Familles recomposées : quatre mamans témoignent Pierrette : "Ce n'est pas aux enfants de s'adapter à nos choix d'adultes"

Pouvez-vous nous présenter votre famille en quelques mots ?

Je vis avec mon ami depuis environ 7 ans. Mon conjoint a deux filles de 16 ans et 13 ans, nous avons ensemble un petit garçon de 2 ans. Au départ, ces filles venaient un week-end sur deux.

Comment avez-vous réussi à vous faire accepter ?

Nous nous sommes apprivoisées petit à petit sans brusquer les choses. Mon ami passait souvent son week-end de garde avec ses parents et ses filles. A l'époque, nous habitions dans mon appartement qui était petit. De plus, il ne voulait pas m'imposer à ses enfants. On essayait d'avoir des activités sympas, de les emmener au restaurant...

Vous avez ensuite sauté le pas ?

Oui, les filles sont venues dormir à l'appartement. On dépliait le clic-clac, on mangeait sur la table basse du salon. C'était un peu comme du camping, fait dans la bonne humeur. En 2002, nous avons acheté une maison ensemble. On a intégré les enfants tout de suite dans notre choix, en leur faisant choisir leur chambre et la couleur des murs, en leur faisant faire les pochoirs. Et en leur montrant la chambre d'un futur petit frère peut-être... Depuis septembre 2006, nous vivons à plein temps ensemble.

Et leur maman ?

La maman des filles est tombée gravement malade à cette époque et est décédée en novembre 2007. Malgré la difficulté de ces moments et la peine, on peut dire que cela s'est bien passé. Chacun a trouvé sa place et la naissance de Sébastien en août 2006 a créé le ciment de notre famille.
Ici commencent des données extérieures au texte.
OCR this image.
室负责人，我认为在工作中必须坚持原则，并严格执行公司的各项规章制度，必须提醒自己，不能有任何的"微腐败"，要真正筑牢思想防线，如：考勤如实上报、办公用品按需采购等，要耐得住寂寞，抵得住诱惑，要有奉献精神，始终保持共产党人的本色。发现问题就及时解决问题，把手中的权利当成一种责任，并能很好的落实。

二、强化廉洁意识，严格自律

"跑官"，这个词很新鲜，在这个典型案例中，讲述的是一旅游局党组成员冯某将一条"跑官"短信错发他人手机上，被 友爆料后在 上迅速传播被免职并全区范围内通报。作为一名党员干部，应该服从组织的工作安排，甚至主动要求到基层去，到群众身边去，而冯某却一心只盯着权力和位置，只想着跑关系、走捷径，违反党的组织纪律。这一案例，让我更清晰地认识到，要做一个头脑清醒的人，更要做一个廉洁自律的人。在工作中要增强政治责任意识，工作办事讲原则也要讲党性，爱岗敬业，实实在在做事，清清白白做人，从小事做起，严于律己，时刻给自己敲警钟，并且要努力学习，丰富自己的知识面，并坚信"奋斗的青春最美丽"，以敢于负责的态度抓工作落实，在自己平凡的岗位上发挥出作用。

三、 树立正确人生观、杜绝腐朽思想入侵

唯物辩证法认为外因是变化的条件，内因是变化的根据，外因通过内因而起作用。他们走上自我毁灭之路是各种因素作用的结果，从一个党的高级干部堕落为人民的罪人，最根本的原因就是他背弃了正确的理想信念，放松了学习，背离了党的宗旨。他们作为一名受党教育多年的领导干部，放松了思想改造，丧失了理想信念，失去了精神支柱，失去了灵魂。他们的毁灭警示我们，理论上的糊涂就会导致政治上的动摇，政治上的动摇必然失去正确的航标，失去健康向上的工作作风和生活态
C'est lui finalement qui nous unis les uns aux autres, et c'est lui aussi qui a amené la joie et la vie dans les moments difficiles.

Comment s'est passée votre intégration au sein de cette nouvelle famille ?

Cela s'est bien passé. Dans les premiers temps, les filles venaient à mon appartement, "sur mon terrain" si l'on peut dire. Elles ont ressenti le besoin de s'intégrer dans notre vie, au moins autant que moi dans la leur.

"La famille traditionnelle n'est pas un gage de réussite dans l'éducation des enfants"

Les filles vous ont-elles tout de suite acceptée ?

Elles m'ont acceptée tout de suite. Quand on se voit un week-end sur deux, on n'est pas obligé de jouer le rôle de l'éducatrice. Je cherchais à me faire aimer mais pas à me faire obéir, donc cela s'est bien passé. La vie ensemble à temps plein a demandé quelques ajustements car je dois aujourd'hui participer à l'éducation. Les filles l'acceptent bien. Je crois même qu'elles apprécient que je m'intéresse à elles. La perte de leur maman les laisse très seules malgré nos efforts.

D'où vient la réussite de votre famille recomposée ?

Je pense que notre réussite vient du fait que nous n'avons pas précipité les premiers contacts, que nous avons intégré les enfants dans nos projets de maison et de bébé. J'ai toujours eu en tête que c'était à moi de faire des efforts : la séparation des parents, les nouveaux conjoints, les nouvelles maisons... C'est difficile à comprendre pour des enfants et ce n'est pas eux de faire l'effort de s'adapter à nos choix d'adultes. A nous de nous adapter pour faire le mieux pour eux. Par ailleurs, leur maman avait bien accepté la séparation (c'est elle qui était partie d'ailleurs) et n'avait pas de ressentiment à l'égard de mon ami et de sa nouvelle vie. Les filles ne l'ont pas entendue dire de mal de nous, et moi je n'en ai jamais dit d'elle.

Aujourd'hui, avez-vous trouvé votre place ?

Oui, j'ai trouvé ma place. Je participe aux réunions de parents d'élèves, je conseille la grande sur son orientation, elle m'écoute et me fait confiance. Parfois, on se fache parce que la répartition des tâches ménagères n'est pas équitable, parce que le forfait de portable est dépassé... Comme chez tout le monde. On ne diffère pas beaucoup des autres familles, il me semble. La famille traditionnelle n'est pas un gage de réussite dans l'éducation des enfants. Il faut s'aimer et avancer, qu'on soit une famille recomposée ou pas.

Auriez-vous des conseils à donner aux autres mamans ?

J'essaye toujours de me rappeler de ce que je faisais à leur âge, ce que j'aimais et comment je réagissais. Souvent, cela me guide dans l'attitude que j'adopte avec elles. Même si je ne suis pas leur mère, le quotidien se passe tout pareil, et entre les enfants, c'est une vraie fratrie pleine de joie et de cris.